Jacob van Etten’s contribution to the birthday celebrations…
“Darwin must die,” writes Carl Safina on the occasion of the man’s 200th birthday. Darwin shouldn’t take it personally. Safina means to say that Darwinism stands in the way of fully appreciating the value of modern biology.
“Darwinism†implies an ideology adhering to one man’s dictates, like Marxism. Charles Darwin didn’t invent a belief system. He had an idea, not an ideology. Our understanding of how life works since Darwin won’t swim in the public pool of ideas until we kill the cult of Darwinism.
I agree. And there is more.
Darwin’s biographer, Janet Browne, illuminates another aspect of Darwinian science. ((Janet Browne. 2002. Charles Darwin.
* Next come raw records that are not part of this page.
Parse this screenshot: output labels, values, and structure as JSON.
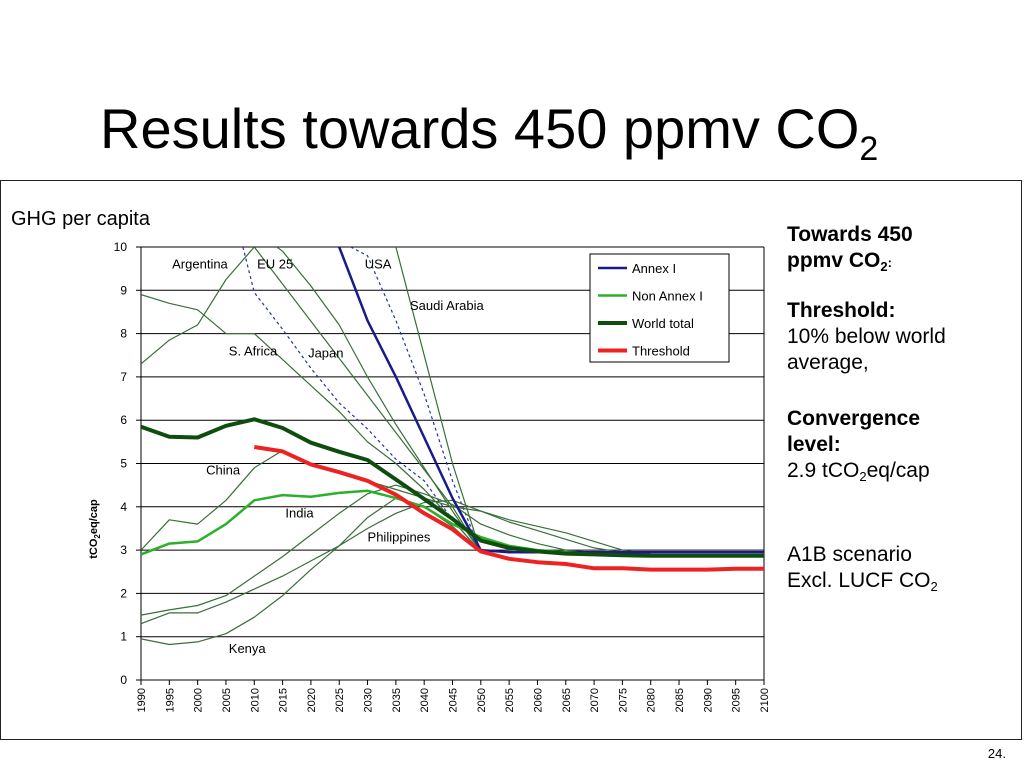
{
  "slide": {
    "title_main": "Results towards 450 ppmv CO",
    "title_sub": "2",
    "number": "24."
  },
  "notes": {
    "towards_line1": "Towards 450",
    "towards_line2": "ppmv CO",
    "towards_sub": "2",
    "towards_end": ":",
    "threshold_head": "Threshold:",
    "threshold_line1": "10% below world",
    "threshold_line2": "average,",
    "convergence_head1": "Convergence",
    "convergence_head2": "level:",
    "convergence_val_a": "2.9 tCO",
    "convergence_val_sub": "2",
    "convergence_val_b": "eq/cap",
    "scenario": "A1B scenario",
    "lucf_a": "Excl. LUCF CO",
    "lucf_sub": "2"
  },
  "chart_data": {
    "type": "line",
    "title": "GHG per capita",
    "ylabel_parts": [
      "tCO",
      "2",
      "eq/cap"
    ],
    "xlim": [
      1990,
      2100
    ],
    "ylim": [
      0,
      10
    ],
    "x_ticks": [
      1990,
      1995,
      2000,
      2005,
      2010,
      2015,
      2020,
      2025,
      2030,
      2035,
      2040,
      2045,
      2050,
      2055,
      2060,
      2065,
      2070,
      2075,
      2080,
      2085,
      2090,
      2095,
      2100
    ],
    "y_ticks": [
      0,
      1,
      2,
      3,
      4,
      5,
      6,
      7,
      8,
      9,
      10
    ],
    "grid": "horizontal",
    "legend_position": "top-right",
    "series": [
      {
        "name": "Annex I",
        "color": "#1a1a8c",
        "width": 2.5,
        "legend": true,
        "x": [
          2025,
          2030,
          2035,
          2040,
          2045,
          2050,
          2055,
          2060,
          2065,
          2070,
          2075,
          2080,
          2085,
          2090,
          2095,
          2100
        ],
        "y": [
          10.0,
          8.3,
          7.0,
          5.6,
          4.2,
          3.0,
          2.95,
          2.95,
          2.95,
          2.95,
          2.95,
          2.95,
          2.95,
          2.95,
          2.95,
          2.95
        ]
      },
      {
        "name": "Non Annex I",
        "color": "#2bb02b",
        "width": 2.5,
        "legend": true,
        "x": [
          1990,
          1995,
          2000,
          2005,
          2010,
          2015,
          2020,
          2025,
          2030,
          2035,
          2040,
          2045,
          2050,
          2055,
          2060,
          2065,
          2070,
          2075,
          2080,
          2085,
          2090,
          2095,
          2100
        ],
        "y": [
          2.9,
          3.15,
          3.2,
          3.6,
          4.15,
          4.27,
          4.23,
          4.32,
          4.37,
          4.2,
          4.0,
          3.6,
          3.3,
          3.1,
          3.0,
          2.95,
          2.9,
          2.88,
          2.88,
          2.88,
          2.88,
          2.88,
          2.88
        ]
      },
      {
        "name": "World total",
        "color": "#0f4d0f",
        "width": 4,
        "legend": true,
        "x": [
          1990,
          1995,
          2000,
          2005,
          2010,
          2015,
          2020,
          2025,
          2030,
          2035,
          2040,
          2045,
          2050,
          2055,
          2060,
          2065,
          2070,
          2075,
          2080,
          2085,
          2090,
          2095,
          2100
        ],
        "y": [
          5.85,
          5.62,
          5.6,
          5.87,
          6.02,
          5.82,
          5.48,
          5.27,
          5.08,
          4.63,
          4.18,
          3.72,
          3.22,
          3.05,
          2.97,
          2.92,
          2.9,
          2.88,
          2.87,
          2.87,
          2.87,
          2.87,
          2.87
        ]
      },
      {
        "name": "Threshold",
        "color": "#ee2222",
        "width": 4,
        "legend": true,
        "x": [
          2010,
          2015,
          2020,
          2025,
          2030,
          2035,
          2040,
          2045,
          2050,
          2055,
          2060,
          2065,
          2070,
          2075,
          2080,
          2085,
          2090,
          2095,
          2100
        ],
        "y": [
          5.38,
          5.28,
          4.98,
          4.8,
          4.6,
          4.28,
          3.85,
          3.48,
          2.97,
          2.8,
          2.72,
          2.68,
          2.58,
          2.58,
          2.55,
          2.55,
          2.55,
          2.57,
          2.57
        ]
      },
      {
        "name": "Argentina",
        "color": "#3a6e3a",
        "width": 1.2,
        "legend": false,
        "x": [
          1990,
          1995,
          2000,
          2005,
          2010,
          2045,
          2050
        ],
        "y": [
          7.3,
          7.85,
          8.2,
          9.25,
          10.0,
          4.0,
          2.95
        ]
      },
      {
        "name": "EU 25",
        "color": "#2233aa",
        "width": 1.2,
        "dash": "3,3",
        "legend": false,
        "x": [
          2008,
          2010,
          2015,
          2020,
          2025,
          2030,
          2035,
          2040,
          2045,
          2050
        ],
        "y": [
          10.0,
          8.95,
          8.1,
          7.2,
          6.4,
          5.8,
          5.1,
          4.6,
          3.7,
          2.95
        ]
      },
      {
        "name": "USA",
        "color": "#2233aa",
        "width": 1.2,
        "dash": "3,3",
        "legend": false,
        "x": [
          2027,
          2030,
          2035,
          2040,
          2045,
          2050
        ],
        "y": [
          10.0,
          9.8,
          8.3,
          6.6,
          4.6,
          2.95
        ]
      },
      {
        "name": "Saudi Arabia",
        "color": "#3a6e3a",
        "width": 1.2,
        "legend": false,
        "x": [
          2035,
          2040,
          2045,
          2050
        ],
        "y": [
          10.0,
          7.5,
          5.0,
          2.95
        ]
      },
      {
        "name": "S. Africa",
        "color": "#3a6e3a",
        "width": 1.2,
        "legend": false,
        "x": [
          1990,
          1995,
          2000,
          2005,
          2010,
          2015,
          2020,
          2025,
          2030,
          2035,
          2040,
          2045,
          2050
        ],
        "y": [
          8.9,
          8.7,
          8.55,
          8.0,
          8.0,
          7.4,
          6.8,
          6.2,
          5.5,
          5.0,
          4.4,
          3.7,
          2.95
        ]
      },
      {
        "name": "Japan",
        "color": "#3a6e3a",
        "width": 1.2,
        "legend": false,
        "x": [
          2014,
          2015,
          2020,
          2025,
          2030,
          2035,
          2040,
          2045,
          2050
        ],
        "y": [
          10.0,
          9.9,
          9.1,
          8.2,
          7.0,
          5.9,
          4.9,
          3.9,
          2.95
        ]
      },
      {
        "name": "China",
        "color": "#3a6e3a",
        "width": 1.2,
        "legend": false,
        "x": [
          1990,
          1995,
          2000,
          2005,
          2010,
          2015,
          2020,
          2025,
          2030,
          2035,
          2040,
          2045,
          2050,
          2055,
          2060,
          2065,
          2070,
          2075,
          2080
        ],
        "y": [
          3.0,
          3.7,
          3.6,
          4.15,
          4.9,
          5.3,
          5.0,
          4.8,
          4.6,
          4.4,
          4.2,
          4.0,
          3.9,
          3.7,
          3.55,
          3.4,
          3.2,
          3.0,
          2.9
        ]
      },
      {
        "name": "India",
        "color": "#3a6e3a",
        "width": 1.2,
        "legend": false,
        "x": [
          1990,
          1995,
          2000,
          2005,
          2010,
          2015,
          2020,
          2025,
          2030,
          2035,
          2040,
          2045,
          2050,
          2055,
          2060,
          2065,
          2070,
          2075,
          2080
        ],
        "y": [
          1.3,
          1.55,
          1.55,
          1.8,
          2.1,
          2.4,
          2.75,
          3.1,
          3.5,
          3.85,
          4.1,
          4.15,
          3.9,
          3.65,
          3.45,
          3.25,
          3.05,
          2.95,
          2.9
        ]
      },
      {
        "name": "Philippines",
        "color": "#3a6e3a",
        "width": 1.2,
        "legend": false,
        "x": [
          1990,
          1995,
          2000,
          2005,
          2010,
          2015,
          2020,
          2025,
          2030,
          2035,
          2040,
          2045,
          2050,
          2055,
          2060,
          2065,
          2070,
          2075,
          2080
        ],
        "y": [
          1.5,
          1.62,
          1.72,
          1.95,
          2.4,
          2.85,
          3.35,
          3.85,
          4.3,
          4.5,
          4.3,
          4.05,
          3.6,
          3.35,
          3.15,
          3.0,
          2.95,
          2.9,
          2.88
        ]
      },
      {
        "name": "Kenya",
        "color": "#3a6e3a",
        "width": 1.2,
        "legend": false,
        "x": [
          1990,
          1995,
          2000,
          2005,
          2010,
          2015,
          2020,
          2025,
          2030,
          2035,
          2040,
          2045,
          2050
        ],
        "y": [
          0.95,
          0.82,
          0.88,
          1.07,
          1.45,
          1.95,
          2.55,
          3.1,
          3.75,
          4.2,
          4.0,
          3.55,
          2.95
        ]
      }
    ],
    "annotations": [
      {
        "text": "Argentina",
        "x": 1995.5,
        "y": 9.5
      },
      {
        "text": "EU 25",
        "x": 2010.5,
        "y": 9.5
      },
      {
        "text": "USA",
        "x": 2029.5,
        "y": 9.5
      },
      {
        "text": "Saudi Arabia",
        "x": 2037.5,
        "y": 8.55
      },
      {
        "text": "S. Africa",
        "x": 2005.5,
        "y": 7.5
      },
      {
        "text": "Japan",
        "x": 2019.5,
        "y": 7.45
      },
      {
        "text": "China",
        "x": 2001.5,
        "y": 4.75
      },
      {
        "text": "India",
        "x": 2015.5,
        "y": 3.75
      },
      {
        "text": "Philippines",
        "x": 2030.0,
        "y": 3.2
      },
      {
        "text": "Kenya",
        "x": 2005.5,
        "y": 0.62
      }
    ]
  }
}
The Power of Place. pp. 11-12.)) Darwin collected much of his data by writing letters, many letters. He requested information from all kinds of people, fellow naturalists, but also farmers, breeders, civil servants and army officers. Some 14,000 of the letters Darwin wrote or received have been stored in libraries, and many more may have been lost. What Browne describes is something that verges on systematic exploitation.
The flow of information [Darwin] initiated was almost always one-way. Darwin regarded his correspondence primarily as a supply system, designed to answer his own wants. There was no doubt the legitimacy of this one-way arrangement. After all, he occupied an assured place in the intellectual elite, at the heart of an expanding scientific and social meritocracy that in turn lay at the hub of one of the most powerful and systematically organised empires known to history.
Darwin’s 200th birthday is a good occasion not only to do away with Darwin, but also with the whole idea of Big Man science. So, kill Darwin, and Vavilov, too. Make science a collaborative, reciprocal learning effort. Welcome Science 2.0. Each farm is an evolutionary biology lab. Everybody is a scientist.